受賞:芸術選奨(第41回・1990年度)演劇部門・文部大臣賞/テアトロ演劇賞(第18回・1990年度)

【上演データ】
1990(平2)年12月8日~18日
木冬社第16回公演,木冬社=紀伊國屋書店提携公演
会場:紀伊國屋ホール
演出:清水邦夫(芸術選奨文部大臣賞)
美術:朝倉攝
照明:服部基
音響:深川定次
殺陣:竹田寿郎
舞台監督:堀井俊和
制作:田上起一郎
出演:松本典子/中島久之/磯部勉/堀越大史/黒木里美/内山森彦/中村美代子/鈴木実/石塚智二/松戸賢一/川田涼一/原口健太郎/南谷朝子/玉城美〓/菊岡薫/林香子/越前屋加代/田中幹子/加藤早苗/三村朋子
受賞:紀伊國屋演劇賞(第25回・1990年度)個人賞(黒木里美)
【あらすじ】
 坂本龍馬が京都で暗殺されて三年後、故郷・土佐では龍馬の死が五十日も遅れて知らされたこともあって、龍馬がまだ生きていると信じ、その幻影にとらわれている人々がいる。龍馬の幼なじみ下坂本源之助と龍馬の長姉・高松千鶴である。
 千鶴は京都で生活に困っているらしいと伝聞される妻のおりょうを土佐で引き取り、龍馬の消息を知ろうとする。龍馬のすぐ上の姉・坂本乙女はそんな長姉を案じ、自ら京都へ向かう。千鶴に龍馬が死んだことをはっきりと知らせるためである。
 乙女が京都へおりょうを迎えに行くと、そこには龍馬に誘われて脱藩した、乙女の前夫の弟・岡上清三郎とおりょうの兄・藤五郎がいた。おりょうの他に、何故かこの二人も土佐へ連れて帰ったが…。
【コメント】
 坂本龍馬の姉、乙女は意志の強い女性として、あるいは龍馬が多くの手紙を送った相手として歴史に名を残しています。また妻・おりょうのことは誰でも知っていると思います。この二人が龍馬の死後、一緒に暮らし、明治の時代を共に生きたとは私は知りませんでした。
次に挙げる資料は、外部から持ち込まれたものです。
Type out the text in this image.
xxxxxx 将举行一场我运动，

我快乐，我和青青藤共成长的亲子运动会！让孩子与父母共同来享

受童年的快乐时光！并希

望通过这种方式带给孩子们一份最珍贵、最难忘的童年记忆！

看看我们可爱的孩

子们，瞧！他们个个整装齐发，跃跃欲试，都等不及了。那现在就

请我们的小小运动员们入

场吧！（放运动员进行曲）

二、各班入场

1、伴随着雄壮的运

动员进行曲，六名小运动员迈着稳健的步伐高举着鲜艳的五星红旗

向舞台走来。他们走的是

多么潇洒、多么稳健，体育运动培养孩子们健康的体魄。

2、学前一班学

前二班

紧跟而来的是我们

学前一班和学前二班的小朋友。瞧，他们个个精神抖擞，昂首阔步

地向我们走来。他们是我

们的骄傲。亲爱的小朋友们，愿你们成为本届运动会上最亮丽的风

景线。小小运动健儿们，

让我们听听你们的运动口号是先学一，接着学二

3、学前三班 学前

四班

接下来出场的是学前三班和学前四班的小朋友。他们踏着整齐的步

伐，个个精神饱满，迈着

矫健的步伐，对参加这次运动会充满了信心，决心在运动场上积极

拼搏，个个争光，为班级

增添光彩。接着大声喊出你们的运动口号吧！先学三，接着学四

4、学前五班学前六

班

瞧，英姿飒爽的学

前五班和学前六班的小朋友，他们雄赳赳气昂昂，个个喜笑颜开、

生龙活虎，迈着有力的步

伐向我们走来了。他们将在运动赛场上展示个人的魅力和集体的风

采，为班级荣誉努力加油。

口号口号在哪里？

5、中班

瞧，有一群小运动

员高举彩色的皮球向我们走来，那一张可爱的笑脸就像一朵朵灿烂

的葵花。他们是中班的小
 しかしながらこの舞台は乙女とおりょうが主役というよりは、龍馬の周辺にいた人々の亡き龍馬へのオマージュと新しい時代への期待に満ちた作品に仕上がっています。何しろ登場人物が多くて、いつもの叙情あふれる場面もありましたけれど、コミカルなドタバタの場面が多々あり、どちらかというとそちらの印象が強く残っています。
 ただ黒木里美って松本典子とタメを張れる女優になったなぁ、カッコいいなぁ、と思ったことははっきりと覚えています。ですから公演終了直後に紀伊國屋演劇賞を受賞したのも、とてもうなずけました。木冬社の第一期生、しかも唯一の生き残りだそうで、若手のリーダーとしての風格も備わって来たような、そんな印象がありました。